While the framing effect was originally demonstrated in humans, recent observations indicate that large language models (LLMs) — the technology behind systems like ChatGPT and Perplexity — are also susceptible to the framing.

How LLMs Work and Why They’re Frame-Sensitive

Large language models are prediction engines. They generate the next word based on everything that came before. That’s why they’re called language models — they’re not reasoning in a human sense, they’re simply extending patterns.

On top of that foundation, today’s models are tuned specifically to follow instructions. Using a process called reinforcement learning from human feedback (RLHF), humans will score sample outputs, and the model then learns to prefer the ones people find helpful and safe.

These dynamics make LLMs sensitive to framing. Because every output depends directly on the words in the prompt, and because the model has been trained to satisfy the implied intent of your prompt. Even small changes in how a question is asked can lead to different answers.

The Framing Effect in LLMs

Let’s get one thing out of the way right now: LLMs are not people, they do not think, and they do not have “biases” in the human sense of the word. But they are created by humans, and they essentially parse information and create their replies in a predictable fashion. That means that they are susceptible to the framing effect.

What we mean by framing effect in LLMs is slightly different than what it means for humans. For LLMs, the framing effect is less about bias or thought process, and more about systematic, frame-driven shifts in outputs.

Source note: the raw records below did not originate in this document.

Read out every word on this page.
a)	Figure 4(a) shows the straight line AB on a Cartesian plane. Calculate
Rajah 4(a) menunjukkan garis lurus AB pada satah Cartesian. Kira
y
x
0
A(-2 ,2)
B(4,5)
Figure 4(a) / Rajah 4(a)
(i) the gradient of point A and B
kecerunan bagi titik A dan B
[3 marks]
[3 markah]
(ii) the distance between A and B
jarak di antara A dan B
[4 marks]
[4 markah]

Mechanics of Framing in LLMs

The framing effect in LLMs can be easily demonstrated with a few consistent patterns of queries:

  • Leading the LLM: The way you frame a question will influence the answer. Starting with “assuming X is true…” will generally have the model do just that, even if X isn’t in reality true.
  • Framing Risk: Similar to the original example for humans, if you frame a question around potential gains or losses, the models will potentially struggle with a recommendation, even when the math is the same.
  • Numerical Anchors: If you introduce a number, such as “experts estimate 75% of…,” then the models may take that as reality, even if it isn’t.
  • Authority and Priming: Telling the LLM that they are to act as a specific authority (“you are a CFO,” or “you are an expert at domestic planning”) will shift the output to that particular tone or expertise.

To be clear, none of these are bugs in the system, but they are clear examples of a framing effect.